Der virtuelle Kongress der Europäischen Gesellschaft für Medizinische Onkologie (ESMO) bot einige spannende Studien im Bereich des Nierenzellkarzinoms. Diese werden von der Expertenrunde vorgestellt und bewertet. Eine Studie steht dabei besonders im Mittelpunkt: die CheckMate-9ER-Studie mit der Kombination Cabozantinib plus Nivolumab. Die Daten werden von den Experten kontrovers diskutiert.

In dieser Fortbildung werden Studiendaten detailliert besprochen und diskutiert. Des Weiteren arbeiten die Experten heraus, welche Behandlungsoptionen sich daraus ergeben, aber auch, wo die Limitationen liegen.


Kursinfo
VNR-Nummer 2760709121017660015
Zeitraum 19.01.2021 - 18.01.2022
Zertifiziert in D, A
Zertifiziert durch Akademie für Ärztliche Fortbildung Rheinland Pfalz
CME-Punkte Fortbildung abgelaufen
Zielgruppe Ärzte
Referent Prof.
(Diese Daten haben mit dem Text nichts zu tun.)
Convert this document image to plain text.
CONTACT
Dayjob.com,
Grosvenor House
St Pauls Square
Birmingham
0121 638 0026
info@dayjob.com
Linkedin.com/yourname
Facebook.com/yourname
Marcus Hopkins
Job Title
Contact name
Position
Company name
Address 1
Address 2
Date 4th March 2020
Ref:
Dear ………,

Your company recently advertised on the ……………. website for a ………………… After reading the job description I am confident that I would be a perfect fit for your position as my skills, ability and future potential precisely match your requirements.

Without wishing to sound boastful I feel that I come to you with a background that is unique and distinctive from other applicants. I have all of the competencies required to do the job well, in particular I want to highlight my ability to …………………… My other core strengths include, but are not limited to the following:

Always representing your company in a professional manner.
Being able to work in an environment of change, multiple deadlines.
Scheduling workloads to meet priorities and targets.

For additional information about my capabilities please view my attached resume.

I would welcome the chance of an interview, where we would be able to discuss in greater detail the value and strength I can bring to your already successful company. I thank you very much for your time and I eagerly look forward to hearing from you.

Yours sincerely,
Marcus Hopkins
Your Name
Dr. Jens Bedke
Prof. Dr. Gunhild von Amsberg
Prof. Dr. Viktor Grünwald
Dr. Leonidas Apostolidis
Redaktion CME-Verlag
Veranstaltungstyp Webcast
Lernmaterial Vorträge, Lernerfolgskontrolle (pdf); Bearbeitungsdauer: 90 Minuten
Fortbildungspartner Ipsen Pharma GmbH
Bewertung 3.8 (379)

Vortrag 1 – Personalisierte Medizin Definition (Dr. Leonidas Apostilidis)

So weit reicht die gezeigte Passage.